Appellant also claims the verdict was against the evidence, Ark. Code Ann. § 16-89-130(5) (1987). We considered this point earlier and find no argument presented that alters our decision on the sufficiency of the evidence to support the verdict, and therefore find no error in the trial court’s denial of the new trial motion on this ground.
AFFIRMED.
Purtle, J., Dudley, J., and Newbern J., dissent.While appellant does not raise this point, we note that in order to prove a defendant had knowledge of an odometer rollback, the state need not show any intent to defraud or any evil purpose. In a similar federal statute, the alteration of an odometer is a criminal offense if done “knowingly and willfully.” 15 U.S.C. 1984, 1990(C). This was interpreted to mean only an intentional violation of a known legal duty, and nothing more was required than to show the intent to do the act. United States v. Studna, 713 F.2d 416 (8th Cir. 1983) (“Alterations performed with innocent motives have the same capacity to mislead purchasers as those done with evil motives.”)
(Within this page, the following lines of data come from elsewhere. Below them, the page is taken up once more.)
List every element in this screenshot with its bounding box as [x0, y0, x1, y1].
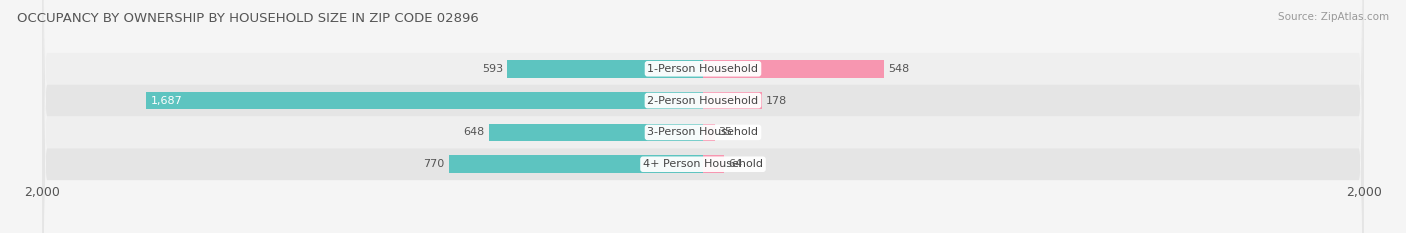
Text: 3-Person Household: 3-Person Household — [648, 127, 758, 137]
FancyBboxPatch shape — [42, 0, 1364, 233]
Bar — [703, 92, 762, 109]
FancyBboxPatch shape — [42, 0, 1364, 233]
Text: 648: 648 — [464, 127, 485, 137]
Bar — [146, 92, 703, 109]
Bar — [703, 155, 724, 173]
Text: 4+ Person Household: 4+ Person Household — [643, 159, 763, 169]
Text: 2-Person Household: 2-Person Household — [647, 96, 759, 106]
Bar — [703, 124, 714, 141]
Bar — [449, 155, 703, 173]
Text: Source: ZipAtlas.com: Source: ZipAtlas.com — [1278, 12, 1389, 22]
Text: 35: 35 — [718, 127, 733, 137]
Bar — [508, 60, 703, 78]
FancyBboxPatch shape — [42, 0, 1364, 233]
Bar — [703, 60, 884, 78]
Text: 593: 593 — [482, 64, 503, 74]
Text: OCCUPANCY BY OWNERSHIP BY HOUSEHOLD SIZE IN ZIP CODE 02896: OCCUPANCY BY OWNERSHIP BY HOUSEHOLD SIZE… — [17, 12, 478, 25]
Bar — [489, 124, 703, 141]
Text: 178: 178 — [766, 96, 787, 106]
FancyBboxPatch shape — [42, 0, 1364, 233]
Text: 548: 548 — [889, 64, 910, 74]
Text: 1-Person Household: 1-Person Household — [648, 64, 758, 74]
Text: 770: 770 — [423, 159, 444, 169]
Text: 64: 64 — [728, 159, 742, 169]
Text: 1,687: 1,687 — [150, 96, 183, 106]
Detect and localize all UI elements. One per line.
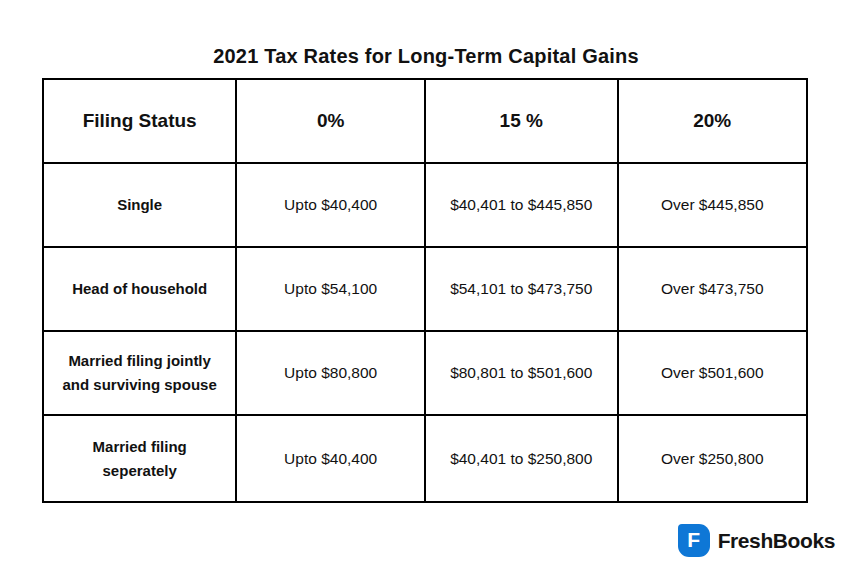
rate-15-cell: $54,101 to $473,750 bbox=[425, 247, 618, 331]
freshbooks-leaf-icon: F bbox=[678, 524, 710, 557]
filing-status-cell: Married filing seperately bbox=[43, 415, 236, 502]
rate-0-cell: Upto $40,400 bbox=[236, 163, 425, 247]
table-row-married-separately: Married filing seperately Upto $40,400 $… bbox=[43, 415, 807, 502]
table-row-head-of-household: Head of household Upto $54,100 $54,101 t… bbox=[43, 247, 807, 331]
tax-rates-table: Filing Status 0% 15 % 20% Single Upto $4… bbox=[42, 78, 808, 503]
rate-20-cell: Over $250,800 bbox=[618, 415, 808, 502]
rate-20-cell: Over $473,750 bbox=[618, 247, 808, 331]
table-row-single: Single Upto $40,400 $40,401 to $445,850 … bbox=[43, 163, 807, 247]
freshbooks-logo: F FreshBooks bbox=[678, 524, 835, 557]
page-title: 2021 Tax Rates for Long-Term Capital Gai… bbox=[0, 45, 852, 68]
table-row-married-jointly: Married filing jointly and surviving spo… bbox=[43, 331, 807, 415]
column-header-20-percent: 20% bbox=[618, 79, 808, 163]
column-header-filing-status: Filing Status bbox=[43, 79, 236, 163]
rate-20-cell: Over $501,600 bbox=[618, 331, 808, 415]
rate-20-cell: Over $445,850 bbox=[618, 163, 808, 247]
rate-0-cell: Upto $54,100 bbox=[236, 247, 425, 331]
freshbooks-mark-letter: F bbox=[687, 529, 700, 550]
rate-15-cell: $80,801 to $501,600 bbox=[425, 331, 618, 415]
filing-status-cell: Head of household bbox=[43, 247, 236, 331]
filing-status-cell: Single bbox=[43, 163, 236, 247]
column-header-15-percent: 15 % bbox=[425, 79, 618, 163]
column-header-0-percent: 0% bbox=[236, 79, 425, 163]
rate-15-cell: $40,401 to $250,800 bbox=[425, 415, 618, 502]
filing-status-cell: Married filing jointly and surviving spo… bbox=[43, 331, 236, 415]
table-header-row: Filing Status 0% 15 % 20% bbox=[43, 79, 807, 163]
rate-0-cell: Upto $80,800 bbox=[236, 331, 425, 415]
rate-15-cell: $40,401 to $445,850 bbox=[425, 163, 618, 247]
rate-0-cell: Upto $40,400 bbox=[236, 415, 425, 502]
freshbooks-wordmark: FreshBooks bbox=[718, 529, 835, 553]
This conclusion is also reflected in general contract principles, that is, when an express warranty is negated or limited by other language, the disclaimer must fall away. See Walcott v. Steel, 246 Ark. 95, 436 S.W.2d 820 (1969); Ark. Code Ann. § 4-2-316(1) (1987). So in this case, when appellant attempted to certify that the odometer reading was accurate, and in the next breath attempted to qualify that claim by stating he had no knowledge of the actual mileage, the disclaimer was of no effect.